A man has three shirts. Each day he chooses one to wear at random from those that he was not wearing the previous day. The shirts are labelled by 1, 2 and 3 and X$_n$ is the label of the shirt he wears on day $n$.
What is the probability that the next day he will wear shirt 2 given that he wears shirt 1 today?
I look at this and the answer seems obvious, namely P(X$_{n+1}$ =2|X$_n$ =1) = $\frac{1}{2}$.
However the method presented uses the definition of conditional probability and is given as
P(X$_{n+1}$=2|X$_n$=1) = $\frac{P(X_{n+1}=2 \cap X_n=1)}{P(X_n=1)}$ = $\frac{1/3\times1/2}{1/3}=\frac{1}{2}$
What does $X_{n+1}=2 \cap X_n=1$ look like and why does it equal $\frac{1}{3}\times \frac{1}{2}$? Any feedback on this appreciated.
A more solid explanation comes from the study of stationary distributions in Markov chains. Allow me a brief divagation.
Say we have a discrete Markov chain $X=\{X_n\}$ with space of possible states $S$ and transition matrix $P=(p_{xy})_{x,y\in S}$. A vector $\pi$ with non-negative entries is said to be a stationary distribution of $X$ if $\sum_{x\in S}\pi(x)=1$ and $\pi P = \pi$, that is if it satisfies $\pi(y) = \sum_{x\in S}p_{xy}\pi(x)$ for every $y\in S$
Let $\pi$ be a stationary distribution, then for every $n\in\mathbb N$ $$\pi P^n = (\pi P)P^{n-1} = \pi P^{n-1}=\ldots=\pi P = \pi$$ Thus, if $X$ has initial distribution $\pi$, for every $n\in\mathbb N$ we have that $$\mathcal P(X_n=y)=\sum_{x\in X}\pi(x)p_{xy}^{(n)} =\sum_{x\in X}\pi(x)p_{xy}=\pi(y)$$
On the other hand, if the distribution of $X_n$ is independent of the time $n$, then the initial distribution $\pi_0$ is such that $$\mathcal \pi_0(y)= P(X_0=y) =\mathcal P(X_1=y)=\sum_{x\in S}\pi_0(x)p_{xy}$$ thus, $\pi_0$ is an stationary distribution.
In summary, the distribution of $X_n$ is independent of $n$ iff the initial distribution is a stationary distribution.
Now, let's get back to the man-shirt problem. As you've pointed out, it has transition matrix $$P=\begin{pmatrix} 0 &\frac12&\frac12\\ \frac12&0&\frac12\\ \frac12&\frac12&0 \end{pmatrix} $$ We're interested in finding $\pi$, its stationary distribution.
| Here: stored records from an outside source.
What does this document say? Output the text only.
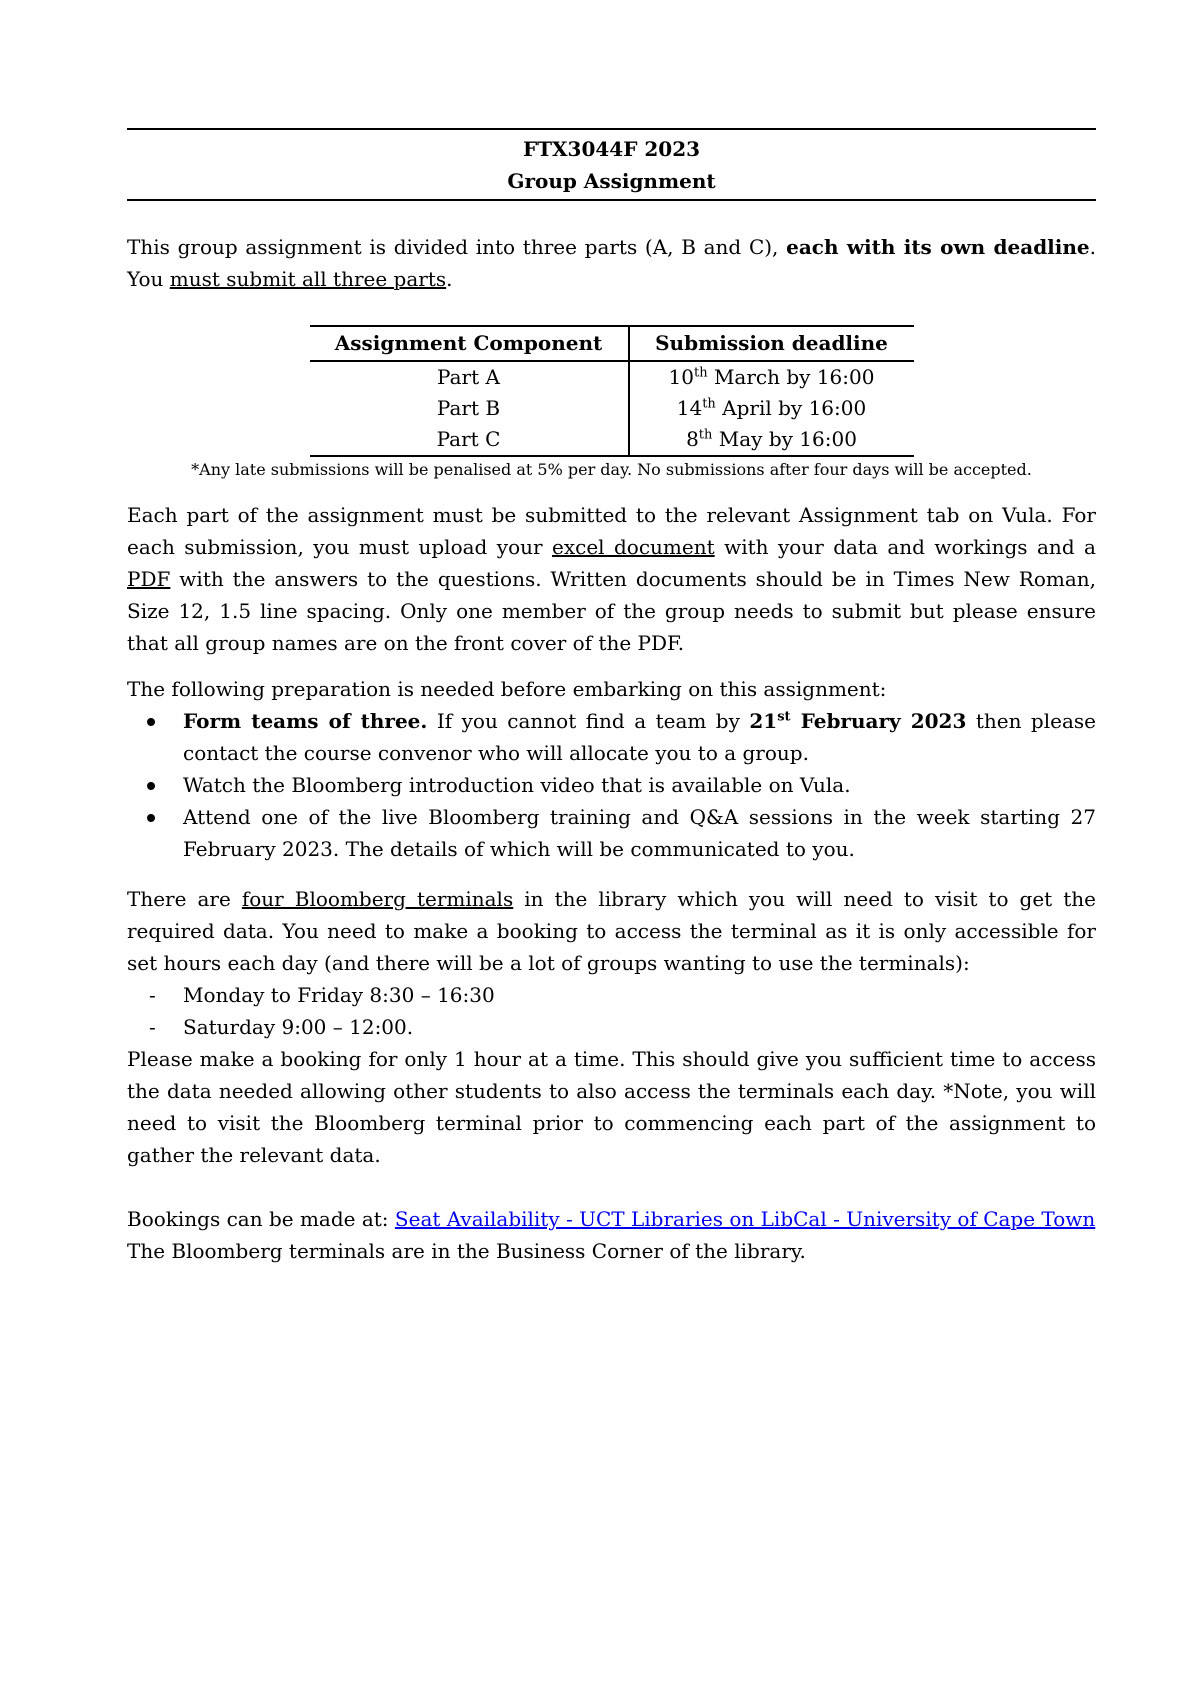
FTX3044F 2023
Group Assignment

This group assignment is divided into three parts (A, B and C), each with its own deadline. You must submit all three parts.

Assignment Component	Submission deadline
Part A	10th March by 16:00
Part B	14th April by 16:00
Part C	8th May by 16:00
*Any late submissions will be penalised at 5% per day. No submissions after four days will be accepted.

Each part of the assignment must be submitted to the relevant Assignment tab on Vula. For each submission, you must upload your excel document with your data and workings and a PDF with the answers to the questions. Written documents should be in Times New Roman, Size 12, 1.5 line spacing. Only one member of the group needs to submit but please ensure that all group names are on the front cover of the PDF.

The following preparation is needed before embarking on this assignment:

Form teams of three. If you cannot find a team by 21st February 2023 then please contact the course convenor who will allocate you to a group.
Watch the Bloomberg introduction video that is available on Vula.
Attend one of the live Bloomberg training and Q&A sessions in the week starting 27 February 2023. The details of which will be communicated to you.

There are four Bloomberg terminals in the library which you will need to visit to get the required data. You need to make a booking to access the terminal as it is only accessible for set hours each day (and there will be a lot of groups wanting to use the terminals):

- Monday to Friday 8:30 – 16:30
- Saturday 9:00 – 12:00.

Please make a booking for only 1 hour at a time. This should give you sufficient time to access the data needed allowing other students to also access the terminals each day. *Note, you will need to visit the Bloomberg terminal prior to commencing each part of the assignment to gather the relevant data.

Bookings can be made at: Seat Availability - UCT Libraries on LibCal - University of Cape Town

The Bloomberg terminals are in the Business Corner of the library.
That is, we solve a simple system of equations $$\begin{align} \pi(1) & = & 0 & +\frac12\pi(2) &+\frac12\pi(3)\\ \pi(2) & = &\frac12\pi(1)&+0&\frac12\pi(3)\\ \pi(3) & = &\frac12\pi(1)&+\frac12\pi(2)&+0\\ 1 & = & \frac12\pi(1)&+\frac12\pi(2)&+\frac12\pi(3) \end{align} $$ which has solution $\pi=(\frac13,\frac13,\frac13)$. But the original problem states that the first day, the man chooses a shirt randomly. That is, the initial distribution is the stationary distribution. So $\mathcal P(X_n=y)=\frac13$ for $y=1,2,3$ and for every $n\in\mathbb N$.
Now, getting back to your question, what does $\mathcal P(X_{n+1}=2, X_n=1)$ mean? It is the probability that the man wore the 1st shirt the $n$-th day AND he wore the 2nd shirt the next day. The probability of choosing the 1st shirt the $n$-th day is $\mathcal P(X_n=1) =\frac13$, and the probability that then he wore the 2nd shirt is choosing it at random from 2 posible shirts, that is $\frac12$. Hence $\mathcal P(X_{n+1}=2, X_n=1)=\frac13\times\frac12$
Notice that this reasoning (of computing $\mathcal P(X_{n+1}|X_n)=\frac{\mathcal P(X_{n+1},X_n)}{\mathcal P(X_n)}$) is possible thanks to the fact that our initial distribution is the stationary distribution. Had the initial distribution been $\pi_0=(\frac12,\frac18,\frac38)$, we would have to make a much more complicated argument.